In the 5th Sunday readings (Lk 5:1-11) we have the account of the calling of the first apostles from their labors as fishermen to be disciples. Luke 5 quickly recounts miracles that we see as Messianic signs (curing a leper, curing the man on the stretcher/forgiving sins, answering why He ate with sinners), and then moves into Luke 6 where he narrates encounters with the Pharisees and scribes who question Jesus on the Mosaic Law. And then, Jesus “reconstitutes” a new Israel as he names 12 of the disciples as apostles.
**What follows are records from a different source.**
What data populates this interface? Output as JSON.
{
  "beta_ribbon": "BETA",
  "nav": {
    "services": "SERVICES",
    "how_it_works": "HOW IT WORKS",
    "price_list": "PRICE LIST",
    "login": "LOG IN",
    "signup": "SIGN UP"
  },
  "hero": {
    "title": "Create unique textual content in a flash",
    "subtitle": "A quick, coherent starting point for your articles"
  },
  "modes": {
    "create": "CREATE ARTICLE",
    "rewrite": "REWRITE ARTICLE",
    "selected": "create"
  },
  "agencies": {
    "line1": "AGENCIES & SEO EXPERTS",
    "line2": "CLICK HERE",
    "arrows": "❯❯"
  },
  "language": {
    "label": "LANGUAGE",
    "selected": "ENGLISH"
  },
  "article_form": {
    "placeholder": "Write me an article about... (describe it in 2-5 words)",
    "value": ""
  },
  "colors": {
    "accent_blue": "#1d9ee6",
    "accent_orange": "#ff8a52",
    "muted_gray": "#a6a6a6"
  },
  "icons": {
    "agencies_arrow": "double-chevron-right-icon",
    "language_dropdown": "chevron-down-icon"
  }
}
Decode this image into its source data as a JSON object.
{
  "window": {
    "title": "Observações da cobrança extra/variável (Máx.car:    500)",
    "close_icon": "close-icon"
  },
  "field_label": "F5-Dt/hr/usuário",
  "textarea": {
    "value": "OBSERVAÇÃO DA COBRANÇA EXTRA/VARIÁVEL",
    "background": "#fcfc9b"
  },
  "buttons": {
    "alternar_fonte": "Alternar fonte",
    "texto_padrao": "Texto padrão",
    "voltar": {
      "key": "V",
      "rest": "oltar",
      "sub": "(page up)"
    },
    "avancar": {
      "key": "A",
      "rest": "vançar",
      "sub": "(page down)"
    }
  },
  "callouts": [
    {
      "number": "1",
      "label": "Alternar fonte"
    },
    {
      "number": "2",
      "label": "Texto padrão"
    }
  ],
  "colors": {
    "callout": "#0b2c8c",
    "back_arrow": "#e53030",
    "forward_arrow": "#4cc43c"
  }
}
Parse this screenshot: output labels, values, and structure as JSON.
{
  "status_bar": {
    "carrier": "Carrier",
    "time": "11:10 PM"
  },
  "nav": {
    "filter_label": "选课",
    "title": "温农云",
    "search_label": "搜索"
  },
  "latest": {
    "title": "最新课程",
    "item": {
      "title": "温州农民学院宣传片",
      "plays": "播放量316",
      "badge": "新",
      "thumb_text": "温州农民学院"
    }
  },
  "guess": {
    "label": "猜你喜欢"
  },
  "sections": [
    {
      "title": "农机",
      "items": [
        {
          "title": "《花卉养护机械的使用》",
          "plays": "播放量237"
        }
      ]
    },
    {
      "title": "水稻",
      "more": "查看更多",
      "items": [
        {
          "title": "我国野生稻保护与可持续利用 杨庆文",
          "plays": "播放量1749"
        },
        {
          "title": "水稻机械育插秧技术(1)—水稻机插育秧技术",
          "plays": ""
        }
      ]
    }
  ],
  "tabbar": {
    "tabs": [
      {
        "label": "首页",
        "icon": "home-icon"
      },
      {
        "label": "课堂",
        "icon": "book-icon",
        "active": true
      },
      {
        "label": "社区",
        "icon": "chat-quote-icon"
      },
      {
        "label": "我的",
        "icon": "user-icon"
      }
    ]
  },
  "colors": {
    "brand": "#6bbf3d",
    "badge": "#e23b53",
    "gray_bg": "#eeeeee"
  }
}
In the 6th Sunday gospel and the 7th Sunday we have the Lucan version of the great interpretation of the Mosaic Law: The Sermon on the Plains. With the apostles the Sermon takes on the character of an official instruction for the whole church assembled under its leaders. Luke captures Jesus’ apostolic instruction or ethic for daily life in detail. The sermon begins with a recognition of the disciples’ blessing as a result of God’s grace. The rest of the sermon gives the ethical response to the grace of being such a beneficiary. Disciples are to live and relate to others in a way that stands out from how people relate to one another in the world. Jesus points the disciples to understand the nature of their heavenly Father: love and mercy – even to those who do not deserve it – including ourselves. This is the transformation needed to become a disciple – and then go into the world to bring others into the Kingdom.

And he told them a parable…” (v.39) Interestingly, nothing that follows is actually considered a parable; all are better seen as wisdom sayings, proverbs or similes. Be that as it may, the purpose of this part of the sermon is clear. Luke signals a change of direction within Jesus’ discourse and draws his speech to a close with a call to add obedience to the hearing of Jesus’ message. In verses 43-49 the word “(to) do” appears five times and becomes the catchword along with “doing good” that appeared earlier in the sermon. Herein appears a principal call of Luke-Acts: the practical demand of the gospel with emphasis on behavior – not a sole emphasis – but highlighted nonetheless. The issue is one of character and commitments becoming action in the life of the believer. To attempt to separate character/commitment/action is to succumb to hypocrisy (vv.41-42,46). A person’s heart will be revealed by the fruit of their actions (v.44).